Original author: Mach, Foresight News
On March 23, Leonid Radvinsky, the de facto controller of OnlyFans, passed away at the age of 43 after a long battle with cancer. A spokesperson for OnlyFans only said "passed away peacefully" and asked the public to respect the privacy of his family.

OnlyFans is a London-based content subscription platform where creators upload exclusive content, and fans subscribe monthly. While primarily focused on adult content creators, it also covers fitness, music, cooking, and other areas. According to the latest data from 2025, OnlyFans has a stable user base of approximately 377.5 million, with the number of creators growing to 4.63 million. Currently, OnlyFans is valued at approximately $18 billion, making it the highest-valued privately held company in the global subscription-based creator economy.
Radvinsky, a Ukrainian-American, rarely makes public appearances, yet in 2018 he acquired a 75% stake in OnlyFans' parent company, transforming a small UK-based platform into a cash cow with over $6 billion in annual transaction volume. When he took over OnlyFans in 2018, the platform was merely a "paid Instagram" cobbled together by Tim Stokely and his family with a mere £10,000 loan. After Radvinsky's major acquisition, he completely shifted the focus to adult content, resulting in explosive user growth during the pandemic, and in 2024 alone, he received over $700 million in dividends.
Little is known about Radvinsky’s stance on crypto – he has not publicly endorsed any blockchain, but he has explored the crypto world.
He has purchased tens of millions of dollars worth of ETH and has also donated to the Ukrainian DAO.
During his tenure, OnlyFans quietly launched a small feature in February 2022: supporting Ethereum-verified NFTs as avatars. The platform explicitly stated that this was "the first step in exploring the role of NFTs on the platform." Creators' NFT avatars would have a small Ethereum icon, which, when clicked, would take them to OpenSea for more details.
This seemingly insignificant feature has given millions of adult creators direct access to crypto assets for the first time.
This move was made early. That year, the NFT craze was at its peak, Twitter launched NFT avatars, and OnlyFans quickly followed suit.
What is little known is that Fenix International, the parent company of OnlyFans, also purchased tens of millions of dollars worth of ETH.

According to the company's financial statements at the end of November 2022, Fenix purchased a total of approximately $19.9 million worth of ETH and classified it as intangible assets. Due to the cryptocurrency market crash in 2022 and the sharp drop in the price of Ethereum, the company recorded an impairment loss of approximately $8.46 million that year, adjusting the value of its ETH holdings to approximately $11.4 million.
The OnlyFans platform has not yet enabled encrypted payments; users still rely on credit cards or third-party virtual cards. During Radvinsky's era, OnlyFans was more like a hybrid of "traditional finance + adult content," taking a 20% cut and maintaining an incredibly stable cash flow.
Turning our attention to the Russia-Ukraine war in 2022, a group of cryptocurrency activists and enthusiasts quickly rallied in support of Ukraine.
Their method was to auction off an NFT artwork depicting the Ukrainian flag. An auction by the decentralized autonomous organization "Ukraine DAO" raised 2,258 Ether, worth approximately $6.79 million at the time.

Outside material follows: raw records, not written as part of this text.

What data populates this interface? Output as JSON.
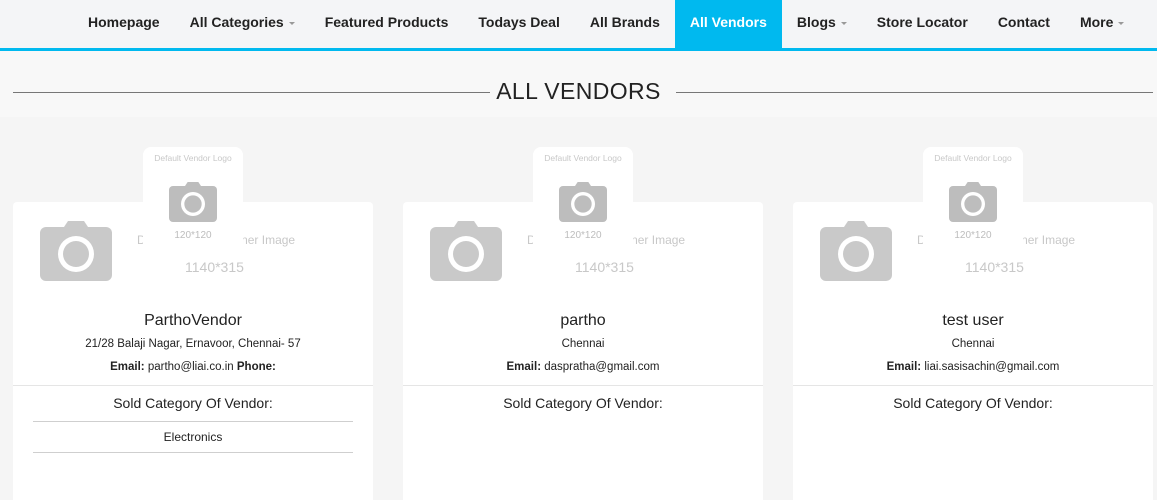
{
  "nav": {
    "items": [
      {
        "label": "Homepage",
        "caret": false,
        "active": false
      },
      {
        "label": "All Categories",
        "caret": true,
        "active": false
      },
      {
        "label": "Featured Products",
        "caret": false,
        "active": false
      },
      {
        "label": "Todays Deal",
        "caret": false,
        "active": false
      },
      {
        "label": "All Brands",
        "caret": false,
        "active": false
      },
      {
        "label": "All Vendors",
        "caret": false,
        "active": true
      },
      {
        "label": "Blogs",
        "caret": true,
        "active": false
      },
      {
        "label": "Store Locator",
        "caret": false,
        "active": false
      },
      {
        "label": "Contact",
        "caret": false,
        "active": false
      },
      {
        "label": "More",
        "caret": true,
        "active": false
      }
    ],
    "accent_color": "#00b9ef"
  },
  "page": {
    "title": "ALL VENDORS"
  },
  "placeholders": {
    "logo_text": "Default Vendor Logo",
    "logo_size": "120*120",
    "banner_text": "Default Vendor Banner Image",
    "banner_size": "1140*315",
    "icon": "camera-icon"
  },
  "vendors": [
    {
      "name": "ParthoVendor",
      "address": "21/28 Balaji Nagar, Ernavoor, Chennai- 57",
      "email_label": "Email:",
      "email": "partho@liai.co.in",
      "phone_label": "Phone:",
      "sold_title": "Sold Category Of Vendor:",
      "categories": [
        "Electronics"
      ]
    },
    {
      "name": "partho",
      "address": "Chennai",
      "email_label": "Email:",
      "email": "daspratha@gmail.com",
      "sold_title": "Sold Category Of Vendor:",
      "categories": []
    },
    {
      "name": "test user",
      "address": "Chennai",
      "email_label": "Email:",
      "email": "liai.sasisachin@gmail.com",
      "sold_title": "Sold Category Of Vendor:",
      "categories": []
    }
  ]
}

According to a subsequent report by Decrypt, the adult website OnlyFans also participated in the donation.
According to blockchain tracking platform Etherscan, on February 27, an address named only.eth donated 500 ETH to the Ukraine DAO, now worth $1.079 million.

According to Zapper data, the only.eth address was created in May 2021, and its current total wallet value is less than $2,000. The last wallet transfer activity was 3 years ago.

However, it was its founder, Tim Stokely, who truly brought the OnlyFans DNA into crypto.

In 2016, Stokely founded the platform OnlyFans, and in December 2021, he resigned as CEO, making a complete career change. In May 2022, he and former OnlyFans executive RJ Phillips launched Zoop—an NFT trading card platform based on the Polygon blockchain.
Zoop positions itself as completely "family-friendly": selling 3D digital collectible cards featuring celebrities and influencers, which users can buy, sell, trade, and collect, and even receive airdrop rewards. It features limited releases and emphasizes revenue sharing for creators. Essentially, Zoop brings OnlyFans' "direct payment to fans" model to the Web3 collectibles market.

In April 2025, Zoop, in conjunction with the HBAR Foundation (the treasury manager of the Hedera blockchain), submitted a bid to acquire TikTok's US operations. The core of the proposal was Web3 integration: Hedera's scalability would be used to support TikTok's NFTs, creator payments, governance structure, and overall token incentive system, with the goal of directly distributing 80% of advertising revenue to creators and users.
Ultimately, for various reasons, the intended bid did not go through. Tim Stokely withdrew from the adult entertainment industry, but brought his core logic to the bidding for TikTok with Zoop and Hedera, essentially upgrading the "fans pay for content" model to a Web3 version.